Ozone-depleting compound still exists long after ban – Study

OzoneA National Aeronautical Space Agency (NASA) research shows that the earth’s atmosphere contains an unexpectedly large amount of an ozone-depleting compound, the Carbon tetrachloride (CCl4) from an unknown source decades after the compound was banned worldwide.

CCl4, which was once used in applications such as dry cleaning and a fire-extinguishing agent, was regulated in 1987 under the Montreal Protocol along with other chlorofluorocarbons that destroy ozone and contribute to the ozone hole over Antarctica.

Parties to the Montreal Protocol reported zero new CCl4 emissions from 2007-2012. However, the new research, available to the Ghana News Agency shows worldwide emissions of CCl4 average 39 kilotons per year, approximately 30 per cent of peak emissions prior to the international treaty going into effect.

Qing Liang, an atmospheric scientist at NASA’s Goddard Space Flight Centre in Greenbelt, Maryland, and lead author of the study said: “We are not supposed to be seeing this at all.”

“It is now apparent there are either unidentified industrial leakages, large emissions from contaminated sites, or unknown CCl4 sources.”

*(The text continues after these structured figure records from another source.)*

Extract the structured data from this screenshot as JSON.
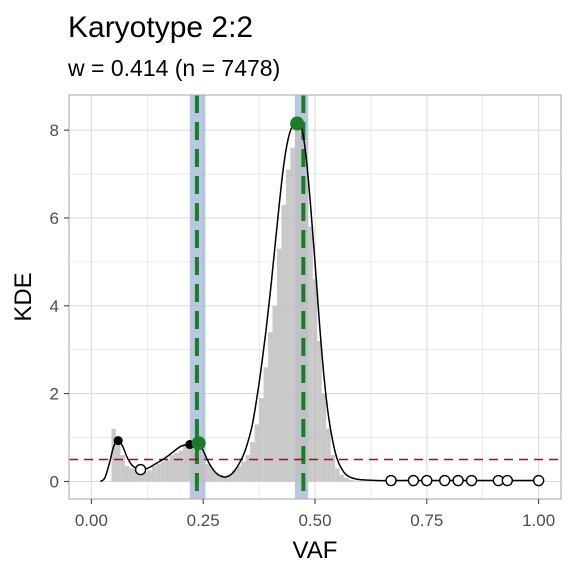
{
  "chart_data": {
    "type": "histogram-density",
    "title": "Karyotype 2:2",
    "subtitle": "w = 0.414 (n = 7478)",
    "xlabel": "VAF",
    "ylabel": "KDE",
    "xlim": [
      -0.05,
      1.05
    ],
    "ylim": [
      -0.4,
      8.8
    ],
    "xticks": [
      0.0,
      0.25,
      0.5,
      0.75,
      1.0
    ],
    "xtick_labels": [
      "0.00",
      "0.25",
      "0.50",
      "0.75",
      "1.00"
    ],
    "yticks": [
      0,
      2,
      4,
      6,
      8
    ],
    "ytick_labels": [
      "0",
      "2",
      "4",
      "6",
      "8"
    ],
    "grid": true,
    "colors": {
      "histogram": "#bfbfbf",
      "density_line": "#000000",
      "threshold_line": "#8b1a1a",
      "peak_band": "#9fb6d6",
      "expected_peak_line": "#1f7a2a",
      "peak_point": "#1f7a2a",
      "panel_border": "#b3b3b3",
      "grid": "#dcdcdc"
    },
    "histogram": {
      "bin_width": 0.01,
      "bins": [
        {
          "x": 0.05,
          "y": 1.2
        },
        {
          "x": 0.06,
          "y": 0.9
        },
        {
          "x": 0.07,
          "y": 0.6
        },
        {
          "x": 0.08,
          "y": 0.35
        },
        {
          "x": 0.09,
          "y": 0.3
        },
        {
          "x": 0.1,
          "y": 0.28
        },
        {
          "x": 0.11,
          "y": 0.25
        },
        {
          "x": 0.12,
          "y": 0.22
        },
        {
          "x": 0.13,
          "y": 0.25
        },
        {
          "x": 0.14,
          "y": 0.35
        },
        {
          "x": 0.15,
          "y": 0.4
        },
        {
          "x": 0.16,
          "y": 0.45
        },
        {
          "x": 0.17,
          "y": 0.5
        },
        {
          "x": 0.18,
          "y": 0.6
        },
        {
          "x": 0.19,
          "y": 0.65
        },
        {
          "x": 0.2,
          "y": 0.7
        },
        {
          "x": 0.21,
          "y": 0.85
        },
        {
          "x": 0.22,
          "y": 0.85
        },
        {
          "x": 0.23,
          "y": 1.0
        },
        {
          "x": 0.24,
          "y": 0.8
        },
        {
          "x": 0.25,
          "y": 0.6
        },
        {
          "x": 0.26,
          "y": 0.4
        },
        {
          "x": 0.27,
          "y": 0.3
        },
        {
          "x": 0.28,
          "y": 0.2
        },
        {
          "x": 0.29,
          "y": 0.15
        },
        {
          "x": 0.3,
          "y": 0.12
        },
        {
          "x": 0.31,
          "y": 0.15
        },
        {
          "x": 0.32,
          "y": 0.25
        },
        {
          "x": 0.33,
          "y": 0.35
        },
        {
          "x": 0.34,
          "y": 0.45
        },
        {
          "x": 0.35,
          "y": 0.6
        },
        {
          "x": 0.36,
          "y": 0.9
        },
        {
          "x": 0.37,
          "y": 1.3
        },
        {
          "x": 0.38,
          "y": 1.9
        },
        {
          "x": 0.39,
          "y": 2.6
        },
        {
          "x": 0.4,
          "y": 3.4
        },
        {
          "x": 0.41,
          "y": 4.0
        },
        {
          "x": 0.42,
          "y": 5.3
        },
        {
          "x": 0.43,
          "y": 6.3
        },
        {
          "x": 0.44,
          "y": 7.1
        },
        {
          "x": 0.45,
          "y": 7.6
        },
        {
          "x": 0.46,
          "y": 8.0
        },
        {
          "x": 0.47,
          "y": 7.9
        },
        {
          "x": 0.48,
          "y": 6.8
        },
        {
          "x": 0.49,
          "y": 5.8
        },
        {
          "x": 0.5,
          "y": 4.6
        },
        {
          "x": 0.51,
          "y": 3.2
        },
        {
          "x": 0.52,
          "y": 2.0
        },
        {
          "x": 0.53,
          "y": 1.2
        },
        {
          "x": 0.54,
          "y": 0.6
        },
        {
          "x": 0.55,
          "y": 0.3
        },
        {
          "x": 0.56,
          "y": 0.15
        },
        {
          "x": 0.57,
          "y": 0.08
        },
        {
          "x": 0.58,
          "y": 0.04
        },
        {
          "x": 0.59,
          "y": 0.02
        }
      ]
    },
    "density": {
      "x": [
        0.02,
        0.03,
        0.04,
        0.05,
        0.06,
        0.07,
        0.08,
        0.09,
        0.1,
        0.11,
        0.12,
        0.13,
        0.14,
        0.15,
        0.16,
        0.17,
        0.18,
        0.19,
        0.2,
        0.21,
        0.22,
        0.23,
        0.24,
        0.25,
        0.26,
        0.27,
        0.28,
        0.29,
        0.3,
        0.31,
        0.32,
        0.33,
        0.34,
        0.35,
        0.36,
        0.37,
        0.38,
        0.39,
        0.4,
        0.41,
        0.42,
        0.43,
        0.44,
        0.45,
        0.46,
        0.47,
        0.48,
        0.49,
        0.5,
        0.51,
        0.52,
        0.53,
        0.54,
        0.55,
        0.56,
        0.57,
        0.58,
        0.59,
        0.6,
        0.62,
        0.64,
        0.66,
        0.68,
        0.7,
        0.75,
        0.8,
        0.85,
        0.9,
        0.95,
        1.0
      ],
      "y": [
        0.0,
        0.08,
        0.4,
        0.8,
        0.93,
        0.8,
        0.55,
        0.38,
        0.3,
        0.27,
        0.28,
        0.32,
        0.38,
        0.44,
        0.5,
        0.57,
        0.65,
        0.73,
        0.8,
        0.83,
        0.84,
        0.87,
        0.86,
        0.7,
        0.48,
        0.3,
        0.18,
        0.12,
        0.1,
        0.14,
        0.24,
        0.4,
        0.6,
        0.9,
        1.3,
        1.9,
        2.6,
        3.4,
        4.3,
        5.3,
        6.3,
        7.2,
        7.8,
        8.1,
        8.15,
        8.05,
        7.4,
        6.3,
        5.0,
        3.6,
        2.4,
        1.5,
        0.9,
        0.5,
        0.28,
        0.15,
        0.09,
        0.06,
        0.04,
        0.03,
        0.02,
        0.02,
        0.02,
        0.02,
        0.02,
        0.02,
        0.02,
        0.02,
        0.02,
        0.02
      ]
    },
    "threshold_y": 0.5,
    "peak_bands": [
      {
        "xmin": 0.22,
        "xmax": 0.255
      },
      {
        "xmin": 0.455,
        "xmax": 0.485
      }
    ],
    "expected_peak_lines": [
      0.236,
      0.474
    ],
    "peak_points": [
      {
        "x": 0.24,
        "y": 0.87
      },
      {
        "x": 0.46,
        "y": 8.15
      }
    ],
    "detected_peaks": [
      {
        "x": 0.06,
        "y": 0.93
      },
      {
        "x": 0.22,
        "y": 0.84
      }
    ],
    "unused_peaks": [
      {
        "x": 0.11,
        "y": 0.27
      },
      {
        "x": 0.67,
        "y": 0.02
      },
      {
        "x": 0.72,
        "y": 0.02
      },
      {
        "x": 0.75,
        "y": 0.02
      },
      {
        "x": 0.79,
        "y": 0.02
      },
      {
        "x": 0.82,
        "y": 0.02
      },
      {
        "x": 0.85,
        "y": 0.02
      },
      {
        "x": 0.91,
        "y": 0.02
      },
      {
        "x": 0.93,
        "y": 0.02
      },
      {
        "x": 1.0,
        "y": 0.02
      }
    ]
  }
}
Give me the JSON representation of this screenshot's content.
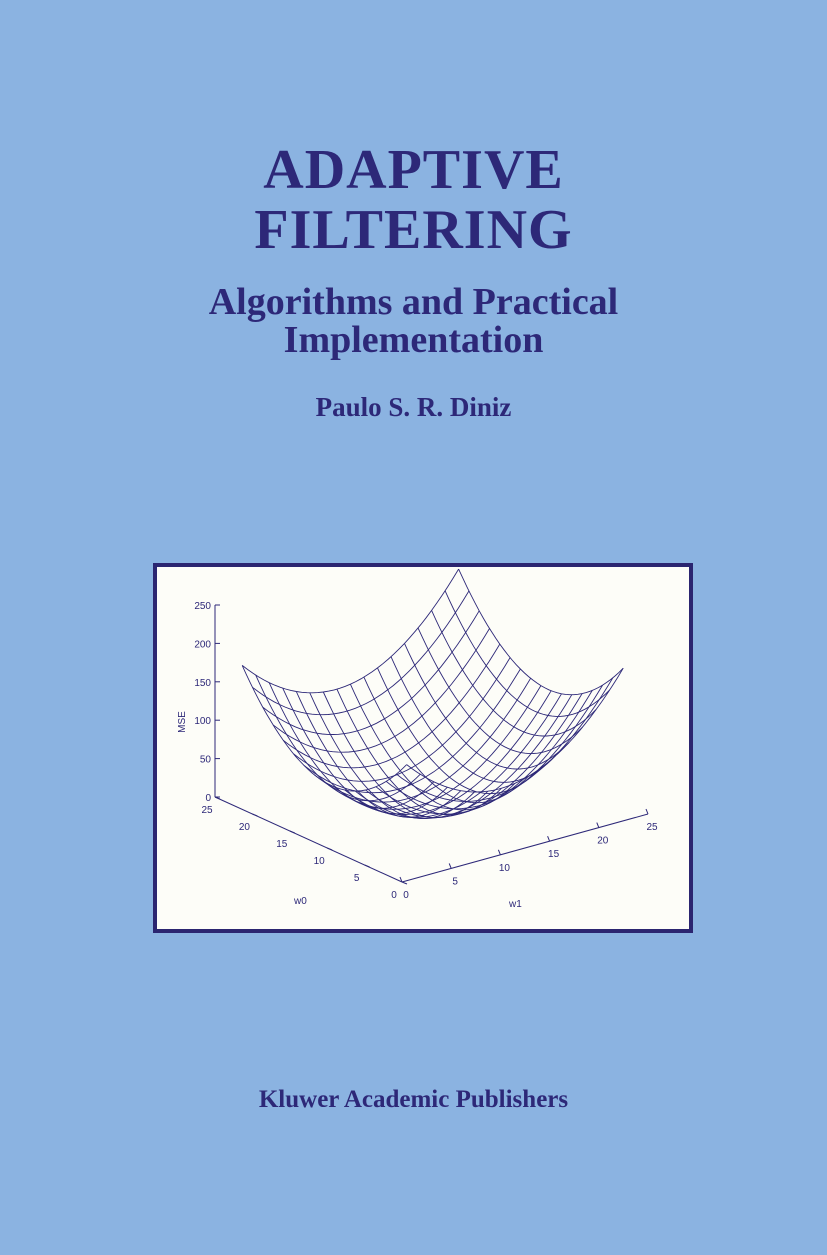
{
  "cover": {
    "title_line1": "ADAPTIVE",
    "title_line2": "FILTERING",
    "subtitle_line1": "Algorithms and Practical",
    "subtitle_line2": "Implementation",
    "author": "Paulo S. R. Diniz",
    "publisher": "Kluwer Academic Publishers"
  },
  "colors": {
    "background": "#8bb3e1",
    "text": "#2d2878",
    "frame": "#2b2570",
    "plot_background": "#fdfdf8"
  },
  "chart_data": {
    "type": "surface",
    "title": "",
    "zlabel": "MSE",
    "xlabel": "w0",
    "ylabel": "w1",
    "zlim": [
      0,
      250
    ],
    "xlim": [
      0,
      25
    ],
    "ylim": [
      0,
      25
    ],
    "z_ticks": [
      "0",
      "50",
      "100",
      "150",
      "200",
      "250"
    ],
    "x_ticks": [
      "0",
      "5",
      "10",
      "15",
      "20",
      "25"
    ],
    "y_ticks": [
      "0",
      "5",
      "10",
      "15",
      "20",
      "25"
    ],
    "grid": false
  }
}
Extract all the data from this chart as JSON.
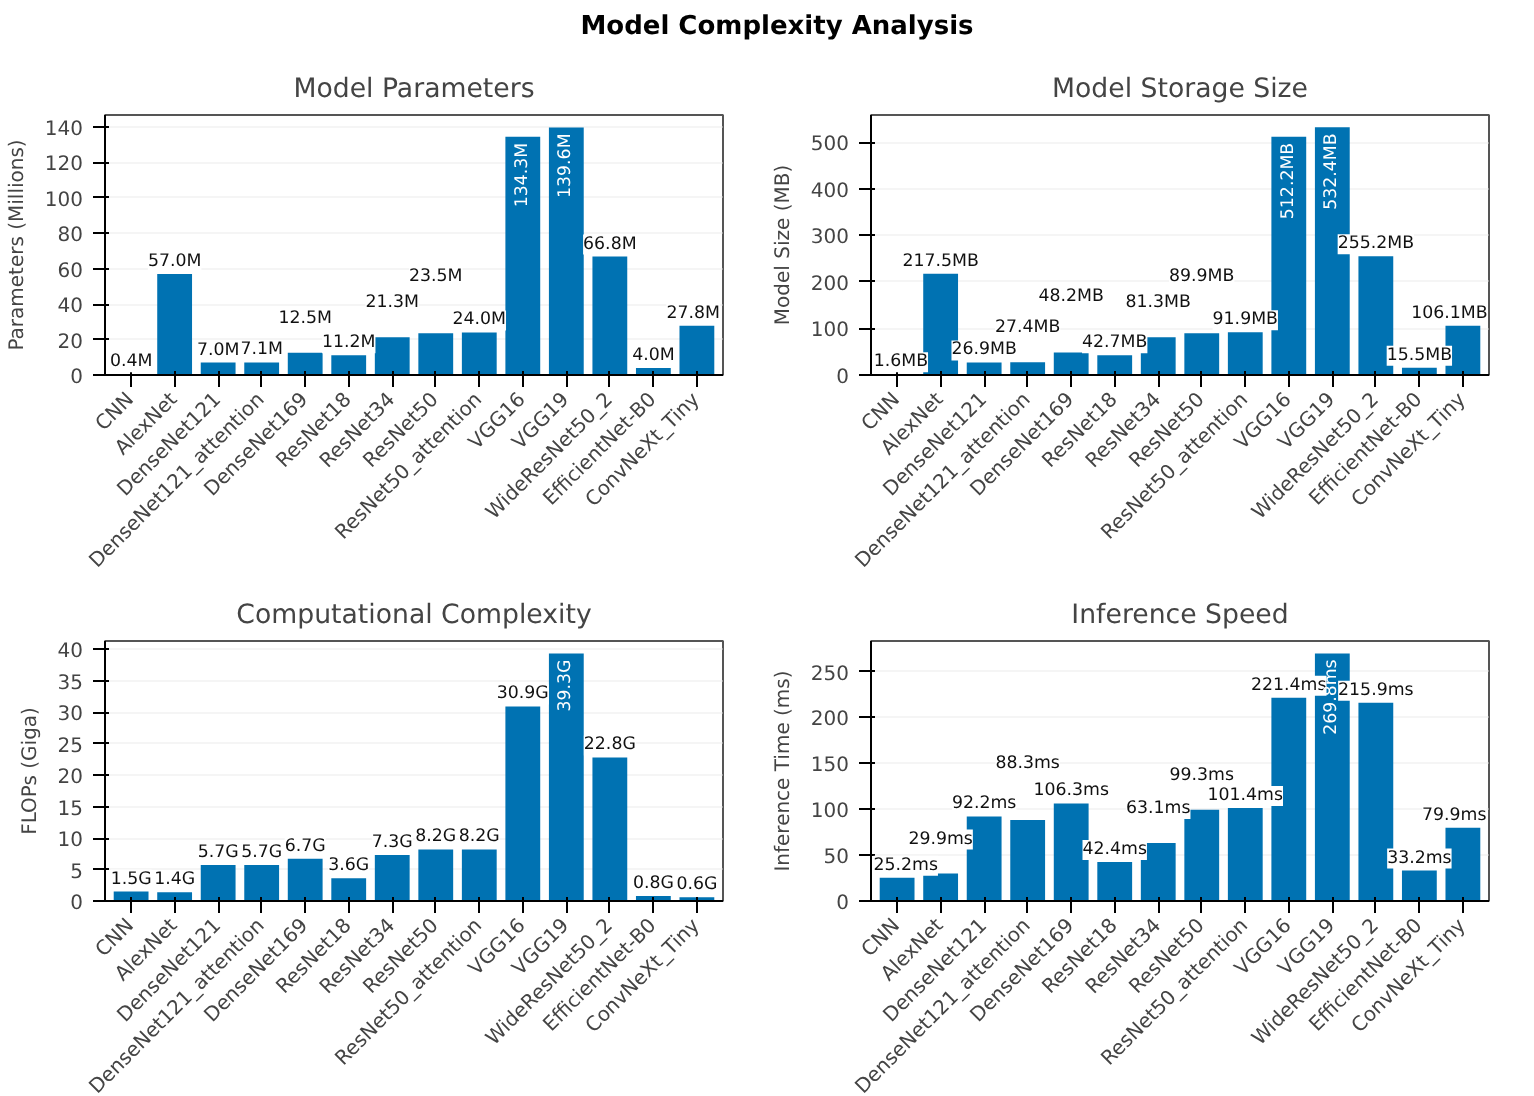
{
  "chart_data": [
    {
      "type": "bar",
      "title": "Model Parameters",
      "ylabel": "Parameters (Millions)",
      "annotations": [
        "Model Complexity Analysis"
      ],
      "categories": [
        "CNN",
        "AlexNet",
        "DenseNet121",
        "DenseNet121_attention",
        "DenseNet169",
        "ResNet18",
        "ResNet34",
        "ResNet50",
        "ResNet50_attention",
        "VGG16",
        "VGG19",
        "WideResNet50_2",
        "EfficientNet-B0",
        "ConvNeXt_Tiny"
      ],
      "series": [
        {
          "color": "#0072b2",
          "values": [
            0.4,
            57.0,
            7.0,
            7.1,
            12.5,
            11.2,
            21.3,
            23.5,
            24.0,
            134.3,
            139.6,
            66.8,
            4.0,
            27.8
          ],
          "value_labels": [
            "0.4M",
            "57.0M",
            "7.0M",
            "7.1M",
            "12.5M",
            "11.2M",
            "21.3M",
            "23.5M",
            "24.0M",
            "134.3M",
            "139.6M",
            "66.8M",
            "4.0M",
            "27.8M"
          ]
        }
      ],
      "ylim": [
        0,
        146.6
      ],
      "yticks": [
        0,
        20,
        40,
        60,
        80,
        100,
        120,
        140
      ],
      "grid": "y"
    },
    {
      "type": "bar",
      "title": "Model Storage Size",
      "ylabel": "Model Size (MB)",
      "categories": [
        "CNN",
        "AlexNet",
        "DenseNet121",
        "DenseNet121_attention",
        "DenseNet169",
        "ResNet18",
        "ResNet34",
        "ResNet50",
        "ResNet50_attention",
        "VGG16",
        "VGG19",
        "WideResNet50_2",
        "EfficientNet-B0",
        "ConvNeXt_Tiny"
      ],
      "series": [
        {
          "color": "#0072b2",
          "values": [
            1.6,
            217.5,
            26.9,
            27.4,
            48.2,
            42.7,
            81.3,
            89.9,
            91.9,
            512.2,
            532.4,
            255.2,
            15.5,
            106.1
          ],
          "value_labels": [
            "1.6MB",
            "217.5MB",
            "26.9MB",
            "27.4MB",
            "48.2MB",
            "42.7MB",
            "81.3MB",
            "89.9MB",
            "91.9MB",
            "512.2MB",
            "532.4MB",
            "255.2MB",
            "15.5MB",
            "106.1MB"
          ]
        }
      ],
      "ylim": [
        0,
        559
      ],
      "yticks": [
        0,
        100,
        200,
        300,
        400,
        500
      ],
      "grid": "y"
    },
    {
      "type": "bar",
      "title": "Computational Complexity",
      "ylabel": "FLOPs (Giga)",
      "categories": [
        "CNN",
        "AlexNet",
        "DenseNet121",
        "DenseNet121_attention",
        "DenseNet169",
        "ResNet18",
        "ResNet34",
        "ResNet50",
        "ResNet50_attention",
        "VGG16",
        "VGG19",
        "WideResNet50_2",
        "EfficientNet-B0",
        "ConvNeXt_Tiny"
      ],
      "series": [
        {
          "color": "#0072b2",
          "values": [
            1.5,
            1.4,
            5.7,
            5.7,
            6.7,
            3.6,
            7.3,
            8.2,
            8.2,
            30.9,
            39.3,
            22.8,
            0.8,
            0.6
          ],
          "value_labels": [
            "1.5G",
            "1.4G",
            "5.7G",
            "5.7G",
            "6.7G",
            "3.6G",
            "7.3G",
            "8.2G",
            "8.2G",
            "30.9G",
            "39.3G",
            "22.8G",
            "0.8G",
            "0.6G"
          ]
        }
      ],
      "ylim": [
        0,
        41.3
      ],
      "yticks": [
        0,
        5,
        10,
        15,
        20,
        25,
        30,
        35,
        40
      ],
      "grid": "y"
    },
    {
      "type": "bar",
      "title": "Inference Speed",
      "ylabel": "Inference Time (ms)",
      "categories": [
        "CNN",
        "AlexNet",
        "DenseNet121",
        "DenseNet121_attention",
        "DenseNet169",
        "ResNet18",
        "ResNet34",
        "ResNet50",
        "ResNet50_attention",
        "VGG16",
        "VGG19",
        "WideResNet50_2",
        "EfficientNet-B0",
        "ConvNeXt_Tiny"
      ],
      "series": [
        {
          "color": "#0072b2",
          "values": [
            25.2,
            29.9,
            92.2,
            88.3,
            106.3,
            42.4,
            63.1,
            99.3,
            101.4,
            221.4,
            269.8,
            215.9,
            33.2,
            79.9
          ],
          "value_labels": [
            "25.2ms",
            "29.9ms",
            "92.2ms",
            "88.3ms",
            "106.3ms",
            "42.4ms",
            "63.1ms",
            "99.3ms",
            "101.4ms",
            "221.4ms",
            "269.8ms",
            "215.9ms",
            "33.2ms",
            "79.9ms"
          ]
        }
      ],
      "ylim": [
        0,
        283.3
      ],
      "yticks": [
        0,
        50,
        100,
        150,
        200,
        250
      ],
      "grid": "y"
    }
  ]
}
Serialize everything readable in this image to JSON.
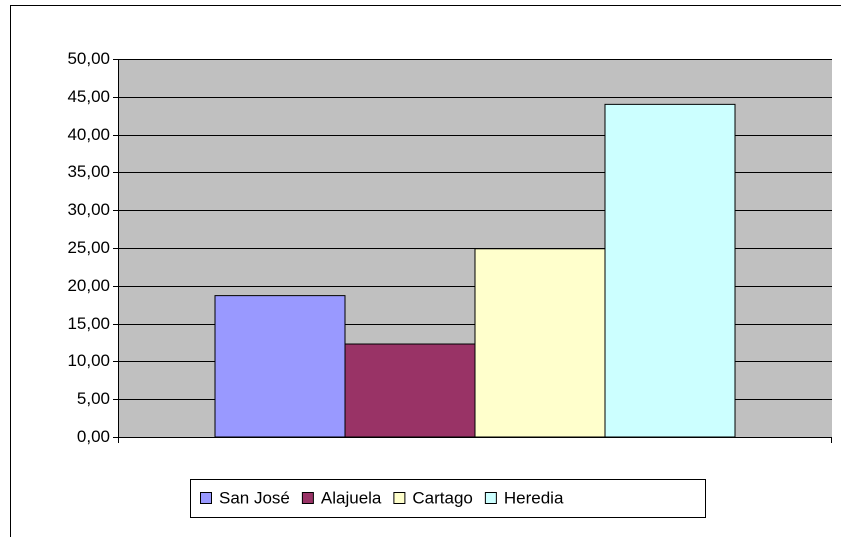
{
  "chart_data": {
    "type": "bar",
    "categories": [
      null
    ],
    "series": [
      {
        "name": "San José",
        "color": "#9999ff",
        "values": [
          18.7
        ]
      },
      {
        "name": "Alajuela",
        "color": "#993366",
        "values": [
          12.3
        ]
      },
      {
        "name": "Cartago",
        "color": "#ffffcc",
        "values": [
          24.9
        ]
      },
      {
        "name": "Heredia",
        "color": "#ccffff",
        "values": [
          44.0
        ]
      }
    ],
    "ylim": [
      0,
      50
    ],
    "yticks": [
      {
        "value": 0,
        "label": "0,00"
      },
      {
        "value": 5,
        "label": "5,00"
      },
      {
        "value": 10,
        "label": "10,00"
      },
      {
        "value": 15,
        "label": "15,00"
      },
      {
        "value": 20,
        "label": "20,00"
      },
      {
        "value": 25,
        "label": "25,00"
      },
      {
        "value": 30,
        "label": "30,00"
      },
      {
        "value": 35,
        "label": "35,00"
      },
      {
        "value": 40,
        "label": "40,00"
      },
      {
        "value": 45,
        "label": "45,00"
      },
      {
        "value": 50,
        "label": "50,00"
      }
    ],
    "grid": true,
    "plot_background": "#c0c0c0",
    "legend": "bottom"
  }
}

It said as of 2008, CCl4 accounted for about 11 per cent of chlorine available for ozone depletion, which is not enough to alter the decreasing trend of ozone-depleting substances. Still, scientists and regulators want to know the source of the unexplained emissions.

The release said scientists for almost a decade have debated why the observed levels of CCl4 in the atmosphere have declined slower than expectations, which are based on what is known about how the compound is destroyed by solar radiation and other natural processes.

“Is there a physical CCl4 loss process we don’t understand, or are there emission sources that go unreported or are not identified?” Liang said.

With zero CCl4 emissions reported, atmospheric concentrations of the compound should have declined at an expected rate of four per cent per year. Observations from the ground showed atmospheric concentrations were only declining by one per cent per year.

Liang and colleagues used NASA’s 3-D GEOS Chemistry Climate Model and data from global networks of ground-based observations. with measurements made by scientists at the National Oceanic and Atmospheric Administration’s (NOAA’s) Earth System Research Laboratory and NOAA’s Cooperative Institute for Research in Environmental Sciences at the University of Colorado, Boulder.

It said model simulations of global atmospheric chemistry and the losses of CCl4 due to interactions with soil and the oceans pointed to an unidentified ongoing current source of CCl4. The results produced the first quantitative estimate of average global CCl4 emissions from 2000-2012.

In addition to unexplained sources of CCl4, the model results showed the chemical stays in the atmosphere 40 per cent longer than previously thought.

The research was published online in the Geophysical Research Letters.

Paul Newman, Chief Scientist for atmospheres at NASA’s Goddard Space Flight Centre, and a co-author of the study said: “People believe the emissions of ozone-depleting substances have stopped because of the Montreal Protocol.”

“Unfortunately, there is still a major source of CCl4 out in the world.”

NASA monitors and develops new ways to observe and study Earth’s interconnected natural systems with long-term data records and computer analysis tools to better see how our planet is changing.

The agency shares the unique knowledge with the global community and works with institutions in the United States and around the world that contribute to understanding and protecting our home planet.